During the La Presse newspaper strike of 1971, the 1972 Common Front government workers’ strikes and the social revolt provoked by the jailing of its leader, and the partial general strike in 1975 in support of the United Aircraft workers, Quebec workers demonstrated great combativity and the capacity for self-sacrifice. The entire political establishment in Quebec and Canada feared this movement and conspired to derail it. With the aid of demagogic trade union leaders (full of empty talk about “smashing the system”), the different Stalinist and Maoist organizations, and the pseudo-Trotskyists of various stripes, the movement was largely channeled into support or semi-support for the nationalist Parti Québecois and its reactionary project of independence. The political—and cultural—consequences of this deliberate disorientation and betrayal of the masses have been severe and they have not yet been overcome.

Arcand’s film expresses a mood of those overwhelmed, morally decomposing Quebec petty bourgeois who have groped their way, however reluctantly or hesitantly, toward a new orientation based on power and wealth. (The argument that Arcand’s disorientation is a social phenomenon and not a personal failing is supported by the younger Quebec director Robert Lepage’s most recent film, also screened in Vancouver, the misanthropic and unappealing The Far Side of the Moon, as well as relatively recent—and very weak—works by Michel Brault and Jean-Pierre Lefebvre, veteran Quebec filmmakers.)

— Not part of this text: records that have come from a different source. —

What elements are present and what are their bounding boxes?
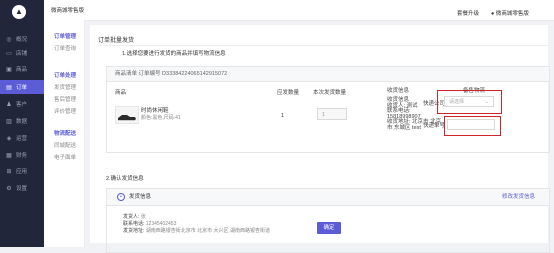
company-highlight: [437, 90, 502, 114]
sender-details: 发货人: 张 联系电话: 12345402453 发货地址: 湖南西路银杏街北京…: [123, 214, 270, 235]
sidebar-item-store[interactable]: ▭ 店铺: [0, 46, 44, 60]
sidebar-item-orders[interactable]: ▤ 订单: [0, 80, 44, 94]
product-spec: 颜色:黑色,尺码:41: [141, 115, 181, 121]
sidebar-item-label: 设置: [16, 186, 28, 192]
phone-value: 12345402453: [145, 221, 177, 227]
location-icon: •: [117, 193, 125, 201]
confirm-button[interactable]: 确定: [317, 222, 341, 234]
operations-icon: ◈: [6, 135, 12, 142]
sidebar-item-customers[interactable]: ♟ 客户: [0, 97, 44, 111]
sidebar-item-finance[interactable]: ▦ 财务: [0, 148, 44, 162]
shipping-info-box: • 发货信息 修改发货信息 发货人: 张 联系电话: 12345402453 发…: [106, 188, 550, 253]
shop-name: 微商城零售版: [51, 8, 85, 14]
col-receiver: 收货信息: [387, 88, 410, 94]
shipping-info-title: 发货信息: [129, 194, 152, 200]
edit-shipping-link[interactable]: 修改发货信息: [502, 189, 535, 205]
subnav-group-title: 订单管理: [54, 34, 77, 40]
step1-label: 1.选择您要进行发货的商品并填写物流信息: [122, 51, 226, 57]
sidebar-item-label: 商品: [16, 67, 28, 73]
col-product: 商品: [115, 90, 127, 96]
page-title: 订单批量发货: [98, 38, 135, 44]
step2-label: 2.确认发货信息: [106, 176, 144, 182]
address-value: 湖南西路银杏街北京市 北京市 大兴区 湖南西路银杏街道: [145, 228, 270, 234]
product-image: [115, 106, 139, 124]
product-qty: 1: [281, 113, 285, 119]
top-bar: 微商城零售版 套餐升级 ● 微商城零售版: [44, 0, 554, 21]
subnav-group-title: 物流配送: [54, 131, 77, 137]
avatar[interactable]: ▲: [12, 5, 26, 19]
finance-icon: ▦: [6, 152, 12, 159]
sender-value: 张: [140, 214, 146, 220]
title-divider: [98, 45, 548, 46]
tracking-highlight: [444, 116, 501, 136]
subnav-item-after-sale[interactable]: 售后管理: [54, 95, 76, 103]
send-qty-input[interactable]: 1: [317, 108, 347, 120]
col-qty: 应发数量: [277, 90, 300, 96]
gear-icon: ⚙: [6, 185, 12, 192]
sidebar-item-apps[interactable]: ⊞ 应用: [0, 164, 44, 178]
shipping-info-header: • 发货信息 修改发货信息: [107, 189, 549, 206]
sidebar-item-operations[interactable]: ◈ 运营: [0, 131, 44, 145]
sidebar-item-data[interactable]: ▥ 数据: [0, 114, 44, 128]
subnav-item-shipping[interactable]: 发货管理: [54, 83, 76, 91]
address-label: 发货地址:: [123, 228, 145, 234]
apps-icon: ⊞: [6, 168, 12, 175]
subnav-item-order-query[interactable]: 订单查询: [54, 44, 76, 52]
sub-nav: 订单管理 订单查询 订单处理 发货管理 售后管理 评价管理 物流配送 同城配送 …: [44, 20, 85, 247]
upgrade-link[interactable]: 套餐升级: [457, 9, 479, 17]
product-name[interactable]: 时尚休闲鞋: [141, 106, 169, 114]
phone-label: 联系电话:: [123, 221, 145, 227]
sender-label: 发货人:: [123, 214, 140, 220]
orders-icon: ▤: [6, 84, 12, 91]
subnav-group-title: 订单处理: [54, 73, 77, 79]
sidebar-item-goods[interactable]: ▣ 商品: [0, 62, 44, 76]
subnav-group-order-manage: 订单管理 订单查询: [54, 32, 76, 56]
customer-icon: ♟: [6, 101, 12, 108]
subnav-item-local-delivery[interactable]: 同城配送: [54, 141, 76, 149]
sidebar-item-label: 订单: [16, 85, 28, 91]
main-sidebar: ▲ ◎ 概况 ▭ 店铺 ▣ 商品 ▤ 订单 ♟ 客户 ▥ 数据 ◈ 运营 ▦ 财务 ⊞ 应用 ⚙ 设…: [0, 0, 44, 247]
subnav-group-order-process: 订单处理 发货管理 售后管理 评价管理: [54, 71, 76, 119]
overview-icon: ◎: [6, 36, 12, 43]
sidebar-item-label: 财务: [16, 153, 28, 159]
data-icon: ▥: [6, 118, 12, 125]
col-send-qty: 本次发货数量: [313, 90, 347, 96]
store-switcher[interactable]: ● 微商城零售版: [491, 9, 529, 17]
sidebar-item-label: 店铺: [16, 51, 28, 57]
subnav-group-logistics: 物流配送 同城配送 电子面单: [54, 129, 76, 165]
main-panel: 订单批量发货 1.选择您要进行发货的商品并填写物流信息 商品清单 订单编号 D3…: [90, 25, 550, 253]
goods-icon: ▣: [6, 66, 12, 73]
sidebar-item-label: 客户: [16, 102, 28, 108]
sidebar-item-overview[interactable]: ◎ 概况: [0, 32, 44, 46]
subnav-item-e-waybill[interactable]: 电子面单: [54, 153, 76, 161]
order-header: 商品清单 订单编号 D33384224065142915072: [107, 67, 549, 82]
sidebar-item-label: 概况: [16, 37, 28, 43]
sidebar-item-label: 数据: [16, 119, 28, 125]
sidebar-item-label: 运营: [16, 136, 28, 142]
store-icon: ▭: [6, 50, 12, 57]
tracking-label: 快递单号: [423, 123, 446, 129]
sidebar-item-settings[interactable]: ⚙ 设置: [0, 181, 44, 195]
sidebar-item-label: 应用: [16, 169, 28, 175]
subnav-item-reviews[interactable]: 评价管理: [54, 107, 76, 115]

The complacency and conformism of Barbarian Invasions has to be underscored. Let’s assume that the director or his characters are right, that all the “isms” have failed, including Marxism. Then what is to be done? As Plekhanov noted long ago, the issue is not the future of socialism as such, but the future of the working class. What are the present conditions for masses of people, including the population of Quebec and the rest of Canada? Arcand is honest and perceptive enough to portray a society in deep, one might even say terminal, social and moral crisis. However, capitalism is the one “ism” for whose abject failure Arcand has no clever riposte.

Barbarian Invasions has won plaudits and critical acclaim in Canada and elsewhere. Arcand’s work has been proclaimed the “greatest Canadian film” in history. It was well received at the Cannes festival and various other venues. Of course, the film is not a monolith of reaction. Arcand provides insights, amusing moments, a touch of eroticism, other attractions. One needn’t assume that audiences, who themselves are confused by events, are merely attracted to the genuinely pernicious elements of the film.

Nonetheless, to treat the matter in its most objective-historical terms, Arcand is responding to the needs of the ruling elite both to help justify the destruction of the welfare state, which is “badly managed” and “inefficient,” and, more significantly, to denigrate and discredit genuinely radical opposition to the existing order. And this latter project, of which the past half-century provided far too many examples, is one of the most reprehensible and unforgivable an artist can undertake.